Crime is just a bonus, I just want a debloated phone.
👍👍
Also shown is a datacenter of sorts full of racks, each populated with several of the chassis and as many as 1,000 smartphones all hard at work.
I wonder what the nearest cell tower could handle...
Also... "China Central Television (CCTV)", irony at its best.
It’s unlikely they are using cellular connections. It would be much cheaper to just use WiFi on a phone that doesn’t have cell network access. Or they may even hardwire Ethernet, depending on what the devices are capable of.
This was always my idea, abuse "free money" apps where you watch ads for money en masse with automated swipes using apps like Smart Autoclicker and tadaaa! Free money.
Would be worse for the environment than mining Bitcoin though.
This story won't make your life better: As a broke twenty something, there was an app called SwagBucks (I just looked, it still exists). And you'd get paid for leaving the app up displaying ads. I don't know the state of Android emulators back then, so I bought ~12 cheap phones and left them on 24/7. Eventually, SwagBucks added an inactivity timer, so every 2 hours, I'd walk by the board of phones and tap them to keep going.
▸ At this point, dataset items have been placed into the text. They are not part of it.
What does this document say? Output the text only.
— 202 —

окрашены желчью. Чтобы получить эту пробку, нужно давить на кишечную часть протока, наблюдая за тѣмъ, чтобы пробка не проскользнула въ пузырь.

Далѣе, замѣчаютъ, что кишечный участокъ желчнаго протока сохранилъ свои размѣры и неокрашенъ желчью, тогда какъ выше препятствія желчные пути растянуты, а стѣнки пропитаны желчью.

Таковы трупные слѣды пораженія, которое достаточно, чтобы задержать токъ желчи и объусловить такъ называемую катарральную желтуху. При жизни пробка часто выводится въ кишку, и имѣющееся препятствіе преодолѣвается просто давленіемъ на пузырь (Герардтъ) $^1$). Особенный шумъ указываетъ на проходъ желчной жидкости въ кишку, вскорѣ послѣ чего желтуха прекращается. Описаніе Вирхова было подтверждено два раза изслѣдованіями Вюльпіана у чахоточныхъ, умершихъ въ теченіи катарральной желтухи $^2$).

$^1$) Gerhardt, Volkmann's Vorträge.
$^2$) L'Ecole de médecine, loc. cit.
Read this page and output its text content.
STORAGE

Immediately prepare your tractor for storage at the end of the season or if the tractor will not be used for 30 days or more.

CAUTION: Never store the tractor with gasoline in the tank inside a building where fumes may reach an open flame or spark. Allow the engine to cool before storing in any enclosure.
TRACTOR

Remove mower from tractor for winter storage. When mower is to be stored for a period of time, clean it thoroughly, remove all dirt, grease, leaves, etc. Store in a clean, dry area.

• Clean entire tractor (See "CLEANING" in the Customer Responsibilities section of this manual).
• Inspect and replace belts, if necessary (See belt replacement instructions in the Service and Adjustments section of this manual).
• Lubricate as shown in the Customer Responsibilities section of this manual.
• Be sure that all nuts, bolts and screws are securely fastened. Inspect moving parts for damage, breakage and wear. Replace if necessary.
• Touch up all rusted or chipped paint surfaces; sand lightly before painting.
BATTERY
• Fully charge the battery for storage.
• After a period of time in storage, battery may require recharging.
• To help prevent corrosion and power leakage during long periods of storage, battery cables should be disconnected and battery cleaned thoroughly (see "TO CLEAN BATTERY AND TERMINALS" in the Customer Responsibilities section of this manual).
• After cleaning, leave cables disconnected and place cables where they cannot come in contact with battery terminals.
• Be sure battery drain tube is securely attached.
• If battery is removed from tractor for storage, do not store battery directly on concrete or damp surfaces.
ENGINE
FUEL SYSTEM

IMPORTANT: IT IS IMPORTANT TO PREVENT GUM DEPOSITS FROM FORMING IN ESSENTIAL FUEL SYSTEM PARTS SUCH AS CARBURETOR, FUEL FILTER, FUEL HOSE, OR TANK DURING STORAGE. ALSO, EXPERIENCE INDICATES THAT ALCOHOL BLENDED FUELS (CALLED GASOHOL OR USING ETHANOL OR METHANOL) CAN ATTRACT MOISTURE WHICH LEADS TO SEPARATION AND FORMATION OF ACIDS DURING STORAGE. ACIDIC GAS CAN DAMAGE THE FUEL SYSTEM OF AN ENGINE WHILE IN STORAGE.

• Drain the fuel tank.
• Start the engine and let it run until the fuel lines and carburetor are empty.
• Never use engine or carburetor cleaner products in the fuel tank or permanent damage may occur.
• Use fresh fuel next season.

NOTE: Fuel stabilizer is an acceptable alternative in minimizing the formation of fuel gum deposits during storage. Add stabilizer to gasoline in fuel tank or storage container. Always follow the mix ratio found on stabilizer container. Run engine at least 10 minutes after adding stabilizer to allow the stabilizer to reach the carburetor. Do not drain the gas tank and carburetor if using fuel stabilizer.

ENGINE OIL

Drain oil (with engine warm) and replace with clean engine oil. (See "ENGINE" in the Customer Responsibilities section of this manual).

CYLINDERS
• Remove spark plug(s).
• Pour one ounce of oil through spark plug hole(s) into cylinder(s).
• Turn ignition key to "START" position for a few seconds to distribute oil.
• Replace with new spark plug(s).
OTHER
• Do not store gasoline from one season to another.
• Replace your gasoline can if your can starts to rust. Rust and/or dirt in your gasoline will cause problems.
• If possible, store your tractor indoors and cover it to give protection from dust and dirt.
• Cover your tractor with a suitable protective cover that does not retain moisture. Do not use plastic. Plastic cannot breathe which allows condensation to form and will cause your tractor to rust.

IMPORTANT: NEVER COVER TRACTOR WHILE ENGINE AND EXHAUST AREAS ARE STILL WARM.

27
This all sounds incredibly stupid, but it was enough to pay for a fun Christmas. I think it was ~$500 in profit, after the cost of phones and electricity were accounted for. Payouts were Amazon giftcards.
I mean it is basically profit on the back of cheap smartphone labor and a lot of wasted electricity, but it works. The stupid amazon giftcards are a problem, you could sell them for anonymous paying though.
Nonetheless, Jiemian News reported that among the businesses engaged in mobile phone motherboard-related business, over 23 percent have run into legal trouble – but fewer than three percent have faced administrative penalties.
Sounds like the CCP, or high ranking members, are owners or customers for these "startups".